Should I have rand() % 6 + 6
0+6 = 6.
1+6 = 7.
...
5+6 = 11. ???
So do I need to + 7 If I want the interval 6-12? But then, 0+7 =7. When will it randomize 6?
What am I missing here? Which one is the correct way to have a randomized number between 6 and 12? And why? It seems like I am missing something here.

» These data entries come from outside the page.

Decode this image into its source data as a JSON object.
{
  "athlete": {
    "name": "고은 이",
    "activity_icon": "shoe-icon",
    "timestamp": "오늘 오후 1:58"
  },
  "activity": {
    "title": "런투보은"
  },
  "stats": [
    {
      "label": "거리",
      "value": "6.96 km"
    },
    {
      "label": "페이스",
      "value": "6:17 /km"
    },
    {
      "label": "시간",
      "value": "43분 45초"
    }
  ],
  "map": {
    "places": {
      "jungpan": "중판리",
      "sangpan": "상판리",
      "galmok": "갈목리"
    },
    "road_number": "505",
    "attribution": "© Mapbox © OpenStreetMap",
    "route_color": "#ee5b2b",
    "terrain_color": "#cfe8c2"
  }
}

If C++11 is an option then you should use the random header and uniform_int_distrubution. As James pointed out in the comments using rand and % has a lot of issues including a biased distribution:
#include <iostream>
#include <random>
int main()
{
std::random_device rd;
std::mt19937 e2(rd());
std::uniform_int_distribution<int> dist(6, 12);
for (int n = 0; n < 10; ++n) {
std::cout << dist(e2) << ", " ;
}
std::cout << std::endl ;
}
if you have to use rand then this should do:
rand() % 7 + 6
Update
A better method using rand would be as follows:
6 + rand() / (RAND_MAX / (12 - 6 + 1) + 1)

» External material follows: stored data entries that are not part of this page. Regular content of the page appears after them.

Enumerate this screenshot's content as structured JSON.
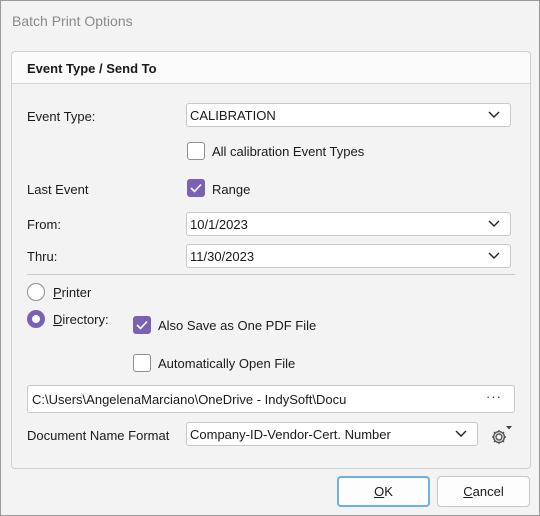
{
  "window": {
    "title": "Batch Print Options"
  },
  "group": {
    "title": "Event Type / Send To"
  },
  "event_type": {
    "label": "Event Type:",
    "value": "CALIBRATION"
  },
  "all_event_types": {
    "label": "All calibration Event Types",
    "checked": false
  },
  "last_event": {
    "label": "Last Event"
  },
  "range": {
    "label": "Range",
    "checked": true
  },
  "from": {
    "label": "From:",
    "value": "10/1/2023"
  },
  "thru": {
    "label": "Thru:",
    "value": "11/30/2023"
  },
  "printer": {
    "mnemonic": "P",
    "rest": "rinter",
    "selected": false
  },
  "directory": {
    "mnemonic": "D",
    "rest": "irectory:",
    "selected": true
  },
  "save_pdf": {
    "label": "Also Save as One PDF File",
    "checked": true
  },
  "auto_open": {
    "label": "Automatically Open File",
    "checked": false
  },
  "path": {
    "value": "C:\\Users\\AngelenaMarciano\\OneDrive - IndySoft\\Docu",
    "browse": "···"
  },
  "doc_name_format": {
    "label": "Document Name Format",
    "value": "Company-ID-Vendor-Cert. Number"
  },
  "buttons": {
    "ok": {
      "mnemonic": "O",
      "rest": "K"
    },
    "cancel": {
      "mnemonic": "C",
      "rest": "ancel"
    }
  },
  "colors": {
    "accent": "#7b61b3",
    "default_button_border": "#6fb1e4"
  },
  "icons": {
    "dropdown": "chevron-down-icon",
    "check": "check-icon",
    "settings": "gear-icon"
  }
}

I obtained this from the C FAQ and it is explained How can I get random integers in a certain range? question.
Update 2
Boost is also an option:
#include <iostream>
#include <boost/random/mersenne_twister.hpp>
#include <boost/random/uniform_int_distribution.hpp>
int main()
{
boost::random::mt19937 gen;
boost::random::uniform_int_distribution<> dist(6, 12);
for (int n = 0; n < 10; ++n) {
std::cout << dist(gen) << ", ";
}
std::cout << std::endl ;
}
You need rand() % 7 + 6.
Lowest number from rand() %7: 0. Highest number from rand() %7: 6.
0 + 6 = 6. 6 + 6 = 12.
The modulus operation a % b computes the remainder of the division a / b. Obviously the remainder of a division must be less than b and if a is a random positive integer then a%b is a random integer in the range 0 .. (b-1)
In the comments you mention:
rand()%(max-min)+min
This algorithm produces values in the half-open range [min, max). (That is, max is outside the range, and simply denotes the boundary. Since we're talking about ranges of integers this range is equivalent to the closed range [min, max-1].)
When you write '0 - 5' or '6 - 12' those are closed ranges. To use the above equation you have to use the values that denote the equivalent half open range: [0, 6) or [6, 13).
rand() % (6-0) + 0
rand() % (13-6) + 6
Note that rand() % (max-min) + min is just a generalization of the rule you've apparently already learned: that rand() % n produces values in the range 0 - (n-1). The equivalent half-open range is [0, n), and rand() % n == rand() % (n-0) + 0.
So the lesson is: don't confuse half-open ranges for closed ranges.
A second lesson is that this shows another way in which <random> is easier to use than rand() and manually computing your own distributions. The built-in uniform_int_distribution allows you to directly state the desired, inclusive range. If you want the range 0 - 5 you say uniform_int_distibution<>(0, 5), and if you want the range 6 - 12 then you say uniform_int_distribution<>(6, 12).
#include <random>
#include <iostream>
int main() {
std::default_random_engine eng;
std::uniform_int_distribution<> dist(6, 12);
for (int i=0; i<10; ++i)
std::cout << dist(eng) << " ";
}
rand()%7+6 is more terse, but that doesn't mean it is easier to use.